In ähnlicher Weise konnte Südafrika laut Daten der World Intellectual Property Organization (WIPO) allein im Jahr 2010 mehr als 1.000 Patente sichern; während Nigeria in den letzten acht Jahren nur 18 Patente erhielt. Das ist unglaublich niedrig.

Die Guardian-Untersuchung ergab, dass die meisten Behörden des W&T-Ministeriums ihren Auftrag aufgrund schlechter Finanzierung kaum erfüllen.

In der Zwischenzeit haben Interessengruppen den neuen Minister für Wissenschaft und Technologie aufgefordert, seine Besorgnis über die weit verbreiteten gefährlichen Zwischenfälle mit Kernreaktoren in fortgeschrittenen Ländern anzusprechen. Nigerias Plan zum Bau von Kernkraftwerken hat Sicherheitsbedenken aufgeworfen, da die Regierung einen Mangel an Kapazitäten für den Betrieb gewöhnlicher Gas- und Wasserkraftwerke nachgewiesen hat, wie der Verkauf der Stromanlagen des Landes beweist.

Die Internationale Atomenergiebehörde (IAEO) hatte das Kernkraftprojekt offensichtlich befürwortet, ging aber auf Nummer sicher, indem sie die Verantwortung für die Sicherheit der geplanten Anlagen effektiv vor die Haustür Nigerias drängte.

Außerdem haben Interessengruppen Mamora aufgefordert, die unzähligen Probleme im Zusammenhang mit dem nigerianischen Kommunikationssatelliten anzugehen, der unter dem Namen NigComSat-1 bekannt ist, dem Multi-Millionen-Dollar-Kommunikationssatelliten, der nur 18 Monate nach dem Start außer Kontrolle geriet.

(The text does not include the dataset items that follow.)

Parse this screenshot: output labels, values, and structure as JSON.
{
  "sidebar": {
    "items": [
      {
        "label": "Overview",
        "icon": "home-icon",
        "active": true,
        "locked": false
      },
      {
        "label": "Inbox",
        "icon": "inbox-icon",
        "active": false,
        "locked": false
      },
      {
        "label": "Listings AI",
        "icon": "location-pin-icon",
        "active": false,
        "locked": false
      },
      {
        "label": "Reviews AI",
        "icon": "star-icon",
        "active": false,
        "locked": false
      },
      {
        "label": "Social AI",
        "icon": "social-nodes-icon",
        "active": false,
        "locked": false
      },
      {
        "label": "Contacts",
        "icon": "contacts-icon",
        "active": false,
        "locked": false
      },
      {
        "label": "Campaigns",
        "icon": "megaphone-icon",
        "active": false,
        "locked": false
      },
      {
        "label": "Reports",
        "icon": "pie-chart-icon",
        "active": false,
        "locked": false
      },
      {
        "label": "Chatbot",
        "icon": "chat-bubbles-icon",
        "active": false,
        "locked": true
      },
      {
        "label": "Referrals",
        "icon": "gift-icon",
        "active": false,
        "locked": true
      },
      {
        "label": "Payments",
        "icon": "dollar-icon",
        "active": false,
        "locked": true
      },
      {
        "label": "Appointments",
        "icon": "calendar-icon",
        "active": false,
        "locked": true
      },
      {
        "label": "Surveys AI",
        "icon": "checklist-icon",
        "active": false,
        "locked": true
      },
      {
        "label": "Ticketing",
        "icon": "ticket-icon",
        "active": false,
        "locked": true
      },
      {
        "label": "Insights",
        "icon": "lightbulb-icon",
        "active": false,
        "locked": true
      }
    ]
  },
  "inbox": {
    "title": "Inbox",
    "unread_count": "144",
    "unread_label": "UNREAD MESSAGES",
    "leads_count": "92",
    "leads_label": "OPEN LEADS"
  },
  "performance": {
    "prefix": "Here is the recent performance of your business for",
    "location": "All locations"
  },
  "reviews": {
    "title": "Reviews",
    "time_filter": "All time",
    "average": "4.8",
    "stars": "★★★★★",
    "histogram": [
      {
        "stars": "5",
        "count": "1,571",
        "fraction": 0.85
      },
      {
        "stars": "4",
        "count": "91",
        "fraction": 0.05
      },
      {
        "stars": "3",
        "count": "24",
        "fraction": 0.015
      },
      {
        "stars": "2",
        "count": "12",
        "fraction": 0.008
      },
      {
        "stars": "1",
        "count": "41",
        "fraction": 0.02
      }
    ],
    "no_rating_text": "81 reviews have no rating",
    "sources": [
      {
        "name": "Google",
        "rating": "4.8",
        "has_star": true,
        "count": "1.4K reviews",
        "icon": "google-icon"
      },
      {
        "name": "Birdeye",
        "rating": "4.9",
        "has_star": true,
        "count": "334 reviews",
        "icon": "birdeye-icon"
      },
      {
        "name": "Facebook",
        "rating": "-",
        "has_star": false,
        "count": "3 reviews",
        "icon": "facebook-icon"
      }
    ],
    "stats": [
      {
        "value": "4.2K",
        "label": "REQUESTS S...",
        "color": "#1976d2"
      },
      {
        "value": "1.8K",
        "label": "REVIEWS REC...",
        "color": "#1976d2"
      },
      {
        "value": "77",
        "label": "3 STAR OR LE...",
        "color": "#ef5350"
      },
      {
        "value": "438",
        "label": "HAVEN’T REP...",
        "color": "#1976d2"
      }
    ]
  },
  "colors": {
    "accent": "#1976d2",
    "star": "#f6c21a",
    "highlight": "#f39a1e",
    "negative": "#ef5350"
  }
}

Der Satellit, der erstmals am 13. Mai 2007 in die Umlaufbahn gebracht wurde, kostete die Bundesregierung N34 Milliarden und die China Great Wall Industry Corporation führte den Kontakt durch.

Es sollte Breitband-Internet und -Kommunikation für Regierungsbehörden bereitstellen.

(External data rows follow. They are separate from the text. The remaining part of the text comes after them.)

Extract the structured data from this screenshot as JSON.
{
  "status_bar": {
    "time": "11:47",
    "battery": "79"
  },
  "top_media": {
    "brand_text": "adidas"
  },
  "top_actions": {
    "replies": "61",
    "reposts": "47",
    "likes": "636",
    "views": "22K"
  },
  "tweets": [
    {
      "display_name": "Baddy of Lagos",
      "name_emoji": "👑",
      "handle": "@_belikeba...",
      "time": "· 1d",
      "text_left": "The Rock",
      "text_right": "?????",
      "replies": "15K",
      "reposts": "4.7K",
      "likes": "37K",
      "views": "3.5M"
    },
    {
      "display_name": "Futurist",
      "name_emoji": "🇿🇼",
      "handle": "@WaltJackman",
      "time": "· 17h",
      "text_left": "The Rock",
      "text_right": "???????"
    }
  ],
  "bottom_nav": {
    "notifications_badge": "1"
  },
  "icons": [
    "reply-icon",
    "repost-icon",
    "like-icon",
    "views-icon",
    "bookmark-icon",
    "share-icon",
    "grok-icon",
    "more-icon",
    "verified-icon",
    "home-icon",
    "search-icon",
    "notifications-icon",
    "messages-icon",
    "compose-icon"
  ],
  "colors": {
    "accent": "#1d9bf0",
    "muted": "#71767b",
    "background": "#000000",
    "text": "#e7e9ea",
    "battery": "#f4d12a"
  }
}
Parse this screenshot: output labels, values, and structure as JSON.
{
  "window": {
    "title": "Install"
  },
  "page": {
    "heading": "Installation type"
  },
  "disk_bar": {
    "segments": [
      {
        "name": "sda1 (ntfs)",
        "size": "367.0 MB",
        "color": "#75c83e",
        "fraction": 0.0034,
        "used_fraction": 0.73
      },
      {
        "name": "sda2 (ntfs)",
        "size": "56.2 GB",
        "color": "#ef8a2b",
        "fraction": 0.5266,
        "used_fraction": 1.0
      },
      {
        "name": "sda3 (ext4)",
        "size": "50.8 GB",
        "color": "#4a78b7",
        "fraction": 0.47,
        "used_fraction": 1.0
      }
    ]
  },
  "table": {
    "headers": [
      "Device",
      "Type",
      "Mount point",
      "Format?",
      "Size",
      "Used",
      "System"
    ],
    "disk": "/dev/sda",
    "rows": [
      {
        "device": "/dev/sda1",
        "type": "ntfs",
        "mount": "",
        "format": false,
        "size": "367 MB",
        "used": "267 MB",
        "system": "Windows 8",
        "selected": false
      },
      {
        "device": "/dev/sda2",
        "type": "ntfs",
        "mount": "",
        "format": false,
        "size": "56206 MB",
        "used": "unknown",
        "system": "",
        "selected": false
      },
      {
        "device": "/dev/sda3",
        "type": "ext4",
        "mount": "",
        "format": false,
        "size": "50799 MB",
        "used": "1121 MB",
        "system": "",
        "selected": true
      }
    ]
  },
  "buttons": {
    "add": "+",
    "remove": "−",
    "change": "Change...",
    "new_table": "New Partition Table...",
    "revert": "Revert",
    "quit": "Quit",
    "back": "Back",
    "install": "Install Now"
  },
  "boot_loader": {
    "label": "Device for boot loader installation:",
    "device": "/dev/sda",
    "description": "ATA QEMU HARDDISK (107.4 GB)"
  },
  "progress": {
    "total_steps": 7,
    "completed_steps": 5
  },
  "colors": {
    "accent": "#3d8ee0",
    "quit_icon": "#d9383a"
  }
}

Sie sagten, obwohl der Satellit im Dezember 2011 mit einer Lebensdauer von 15 Jahren neu gestartet wurde, lag der NigComSat-1 “im Weltraum untätig”.

Sie drückten ihren Unglauben darüber aus, dass der Satellit zu einer Zeit im Weltraum untätig geblieben war, als Nigeria mit mehreren Kommunikationsherausforderungen konfrontiert war, einschließlich der hohen Kosten für das Internet.

Sie forderten eine Untersuchung der behördenübergreifenden Rivalität zwischen der National Space Research and Development Agency (NARSDA) und der Nigeria Communications Satellite Limited, die angeblich der Grund für den Leerlauf des Satelliten war.

Die Interessengruppen stellten fest, dass trotz des enormen Kommunikationspotenzials des NigComSat-1, gekoppelt mit seinen 28 aktiven Transpondern und 12 redundanten Transpondern als Nutzlast, der nigerianische NigComSat-1 seit seinem Neustart im Jahr 2011 nicht optimal genutzt wurde.

Sie sagten, dass der Satellit bei seiner Verwendung bequem über 168 Fernsehsender gleichzeitig unterstützen könnte und jedes Fernsehprogramm gleichzeitig in drei oder vier verschiedenen Sprachen ausgestrahlt werden könnte.

Sie sagten, dass NigComSat-1 bei optimaler Nutzung die Berichterstattung über Sicherheitsinformationen verbessern wird, insbesondere da Nigeria unter anderem darum kämpft, das Problem von Aufständen und Terrorismus im Nordosten zu beenden.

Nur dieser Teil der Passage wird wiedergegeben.